Bagian 1

3.4K 423 38
                                    

"Aku memiliki masa lalu yang kelam. Namun, bukan berarti aku tidak bisa berubah. Tujuanku sekarang adalah mengubah kesalahan menjadi kebenaran."

- Khairyah Hafisyah Asady -

💚💚💚

Namaku Khairyah Hafisyah Asady. Kalian bisa memanggilku Khairyah atau Khair saja. Aku anak bungsu keluarga Asady. Anak sulung adalah Bang Shaka. Lengkapnya, Arshaka Antarun Asady. Lupakan tentangnya, kembali lagi saja ke aku.

Saat ini, aku menginjak kelas XII. Ya, ini adalah tahun terakhirku bersekolah. Setelah itu aku akan pergi ke jenjang yang lebih tinggi. Tidak ada cita-cita khusus, aku hanya ingin menuntut ilmu. Tidak lebih dan tidak kurang.

Jika tidak percaya, kalian bisa bertanya pada Allah. Dia itu Maha Mengetahui. Dia tahu apa yang tidak kalian tahu. Jadi, tanya saja padanya.

"Khair, besok rapat jam berapa?" tanya temanku yang bernama Rima. Sebenarnya hanya teman sekelas, sih. Karena aku memang selalu sendirian. Tidak ada yang berteman denganku secara mendalam.

"Habis Ashar," jawabku.

Rima mengangguk dan pergi ke tempat duduknya. Jika kalian ingin tahu kami ingin rapat apa, maka akan aku jawab. Kami ingin rapat untuk acara amal yang akan diadakan tidak lama lagi. Aku tidak bisa menjawab tanggal pastinya, karena kami belum rapat dan memutuskan tanggalnya.

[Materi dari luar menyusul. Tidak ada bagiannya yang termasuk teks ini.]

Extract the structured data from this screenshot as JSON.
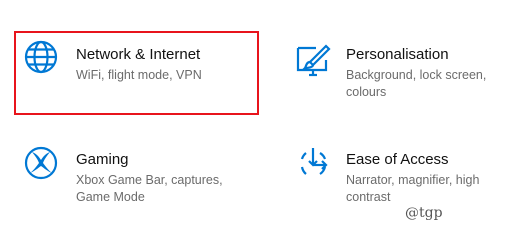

Jika kalian ingin tahu komunitasnya, ini bukan komunitas. Ini adalah organisasi rohis. Namanya BINTALIS, kepanjangannya Bina Mental Islam. Garis besarnya, kalian pasti sudah tahu. Karena organisasi seperti ini juga sudah tersebar luas.

"Khair, dipanggil Adam."

Pemberitahuan barusan membuat aktivitasku yang ingin membaca buku langsung sirna. Adam. Ketua BINTALIS. Dia seorang laki-laki, bertubuh tinggi, berwajah tampan, dan berekspresi datar. Dia populer, tapi bagiku dia sedikit menyebalkan. Karena kepadaku dia benar-benar irit bicara. Semua dilakukan pakai ekspresi.

Sampai pernah waktu itu, saat rapat tepatnya, ia memakai ekspresinya yang datar itu sebagai bentuk jawaban. Karena yang lain tidak mengerti maksudnya, terpaksa aku yang harus mewakilkannya. Jika kalian tanya dari mana aku mengetahui jawabannya, maka dari kedipan matanya. Saat rapat, dulu tanpa sadar aku selalu memperhatikan kebiasannya.

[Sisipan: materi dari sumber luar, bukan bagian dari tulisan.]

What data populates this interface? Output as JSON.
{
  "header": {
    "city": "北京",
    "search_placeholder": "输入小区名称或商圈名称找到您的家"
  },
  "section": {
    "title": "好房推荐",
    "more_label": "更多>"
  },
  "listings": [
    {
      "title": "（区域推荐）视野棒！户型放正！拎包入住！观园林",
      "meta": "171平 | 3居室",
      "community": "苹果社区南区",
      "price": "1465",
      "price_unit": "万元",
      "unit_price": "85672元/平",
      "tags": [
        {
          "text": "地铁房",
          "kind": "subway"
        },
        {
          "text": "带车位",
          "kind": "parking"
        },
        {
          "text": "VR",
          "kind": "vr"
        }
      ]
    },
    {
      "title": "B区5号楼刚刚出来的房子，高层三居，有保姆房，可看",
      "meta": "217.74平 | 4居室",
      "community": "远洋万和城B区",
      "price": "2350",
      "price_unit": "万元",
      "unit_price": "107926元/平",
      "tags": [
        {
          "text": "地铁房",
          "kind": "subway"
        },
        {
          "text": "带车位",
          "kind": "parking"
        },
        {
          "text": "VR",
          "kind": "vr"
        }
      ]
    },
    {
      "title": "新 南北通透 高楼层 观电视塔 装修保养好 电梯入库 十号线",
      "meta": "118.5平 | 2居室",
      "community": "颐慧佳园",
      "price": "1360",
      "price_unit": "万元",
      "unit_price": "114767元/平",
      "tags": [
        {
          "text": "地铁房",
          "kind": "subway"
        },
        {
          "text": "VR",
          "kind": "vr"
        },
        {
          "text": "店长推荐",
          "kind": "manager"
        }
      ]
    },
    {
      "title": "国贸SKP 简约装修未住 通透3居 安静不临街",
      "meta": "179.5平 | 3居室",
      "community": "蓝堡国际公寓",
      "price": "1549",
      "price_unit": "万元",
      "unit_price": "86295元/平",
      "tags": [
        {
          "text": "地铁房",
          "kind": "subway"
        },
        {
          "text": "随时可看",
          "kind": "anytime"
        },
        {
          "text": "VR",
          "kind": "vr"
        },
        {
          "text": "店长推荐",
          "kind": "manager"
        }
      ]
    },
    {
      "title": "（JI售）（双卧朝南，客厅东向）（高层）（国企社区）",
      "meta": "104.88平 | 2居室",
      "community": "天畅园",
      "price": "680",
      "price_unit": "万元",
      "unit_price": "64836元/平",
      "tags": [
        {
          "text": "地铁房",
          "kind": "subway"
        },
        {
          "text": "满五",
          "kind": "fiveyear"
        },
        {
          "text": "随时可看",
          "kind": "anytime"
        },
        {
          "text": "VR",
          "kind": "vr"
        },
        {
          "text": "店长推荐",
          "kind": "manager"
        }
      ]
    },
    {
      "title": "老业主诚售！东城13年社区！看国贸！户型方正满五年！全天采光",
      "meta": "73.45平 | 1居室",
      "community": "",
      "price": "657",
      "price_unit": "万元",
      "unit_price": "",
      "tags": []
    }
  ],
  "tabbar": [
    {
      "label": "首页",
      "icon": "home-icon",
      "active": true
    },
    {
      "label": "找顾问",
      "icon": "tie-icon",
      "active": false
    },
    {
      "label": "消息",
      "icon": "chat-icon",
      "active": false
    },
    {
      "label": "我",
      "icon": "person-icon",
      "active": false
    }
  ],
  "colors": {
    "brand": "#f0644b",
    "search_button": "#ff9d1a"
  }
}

Jika berkedip sekali, maka setuju. Jika berkedip dua kali dalam kejedaan yang sedikit lama, maka dia masih bimbang. Jika berkedip tiga kali secara cepat, maka jawabannya adalah sebuah penolakan.

Aku sadar kalau aku hebat, dan aku bangga. Jadi, kalian harus bangga juga. Ah, sampai sini dulu, aku tadi dipanggil, 'kan? Jadi, sekarang aku sudah berada di hadapannya.

"Assalamu'alaikum," sapaku pada dirinya yang sedang menunduk.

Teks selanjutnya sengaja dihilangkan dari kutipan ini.